Friday, May 15, 2009

Amway. Quiztar, TEAM, Team of Destiny, Network 21 - The Skeptic's Dictionary - Skepdic.com

I encourage you to read the complete article as it appears this is based on facts and actual numbers and is also recent as of February, 2009.

 

Quoted from http://www.skepdic.com/amway.html:

Amway. Quiztar, TEAM, Team of Destiny, Network 21 - The Skeptic's Dictionary - Skepdic.com

Amway® (Quixtar®) (Team of Destiny®)

 (TEAM®) (Network 21)

Amway is the largest multi-level marketing (MLM) organization in the world. It is a multi-billion dollar a year company based on the sale of products as varied as soap, water purifiers, vitamins, and cosmetics. Amway proponents are fond of asserting that their products are of the highest quality, their company is very large (several million distributors and several billion dollars in annual sales), and does business with such giants as Coca-Cola and MCI (bought by Verizon).

In Amway, one is recruited as an "independent" distributor of Amway products by buying a couple of hundred dollars' worth of the products from the one who recruits you, known as your "upline." Every distributor in turn tries to recruit more distributors. Income is generated by sales of products by the distributor plus "bonuses" from sales of his or her recruits and their recruit-descendents.

Here is a description from an Amway distributor as to how it works.

It goes like this:

If I buy $200 of stuff from Amway this month, I'll get a 3% bonus check (3% of $200 = $6). If I share the opportunity with nine others, and we each buy $200 of stuff from Amway this month, they each were responsible for $200 and will get $6, but I'm responsible for $2000, moving me to the 12% level. I get $240. However, I'm responsible for paying the bonuses of the people right below me - $54 - so I keep $186. I make more because I did more, I found nine people who wanted to buy at a discount and get a bonus for doing it. After I reach the 25% bonus level there are other bonuses that kick in, but they're all based on the volume of product flow, not on signing people up or having lots of people (Bob Queenan, personal correspondence). [April 7, 2004. Gary Elliot Murway writes: Please correct: distributors/IBOs no longer need to pay downline bonuses. Quixtar can pay each IBO directly.]

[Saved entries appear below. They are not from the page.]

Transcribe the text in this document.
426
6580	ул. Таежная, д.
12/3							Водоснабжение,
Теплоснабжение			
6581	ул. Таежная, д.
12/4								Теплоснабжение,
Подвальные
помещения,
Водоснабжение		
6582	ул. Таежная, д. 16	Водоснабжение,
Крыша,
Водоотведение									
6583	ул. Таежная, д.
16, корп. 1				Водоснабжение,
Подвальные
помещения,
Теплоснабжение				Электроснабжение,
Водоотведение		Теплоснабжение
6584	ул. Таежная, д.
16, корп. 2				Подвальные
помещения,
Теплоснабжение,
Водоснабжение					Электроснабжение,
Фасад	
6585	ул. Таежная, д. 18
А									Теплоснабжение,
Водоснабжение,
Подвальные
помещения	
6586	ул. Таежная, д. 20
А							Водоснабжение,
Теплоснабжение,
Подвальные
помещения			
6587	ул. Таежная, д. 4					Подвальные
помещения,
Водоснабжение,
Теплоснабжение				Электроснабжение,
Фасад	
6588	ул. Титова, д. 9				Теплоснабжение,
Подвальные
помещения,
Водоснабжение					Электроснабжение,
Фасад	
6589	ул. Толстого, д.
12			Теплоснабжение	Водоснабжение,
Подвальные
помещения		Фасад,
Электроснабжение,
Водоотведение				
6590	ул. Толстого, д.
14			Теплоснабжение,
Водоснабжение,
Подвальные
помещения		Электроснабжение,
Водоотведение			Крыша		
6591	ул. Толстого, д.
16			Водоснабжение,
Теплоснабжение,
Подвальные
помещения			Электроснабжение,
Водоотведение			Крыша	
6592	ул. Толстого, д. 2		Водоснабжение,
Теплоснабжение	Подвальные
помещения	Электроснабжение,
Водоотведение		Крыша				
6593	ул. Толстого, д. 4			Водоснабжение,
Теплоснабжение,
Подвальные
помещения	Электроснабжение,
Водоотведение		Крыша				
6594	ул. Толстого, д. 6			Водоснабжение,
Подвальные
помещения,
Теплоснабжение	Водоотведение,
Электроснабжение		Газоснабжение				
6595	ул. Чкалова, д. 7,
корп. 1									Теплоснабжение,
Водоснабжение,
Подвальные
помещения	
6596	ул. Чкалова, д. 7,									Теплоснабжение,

Amway defenders take offense at describing this method of sales and recruitment as akin to a pyramid or chain letter scheme. It is true that MLM as practiced by Amway is not an illegal pyramid scheme. Amway has been taken to court for being an illegal pyramid and the courts have ruled that since Amway does not charge people either for joining Amway or for the privilege of recruiting others as distributors, it is not an illegal pyramid. Illegal pyramids and chain letters have no product. Amway has lots of household products: from laundry detergent to vitamins, from cosmetics to water filters. Amway is a legal pyramid scheme.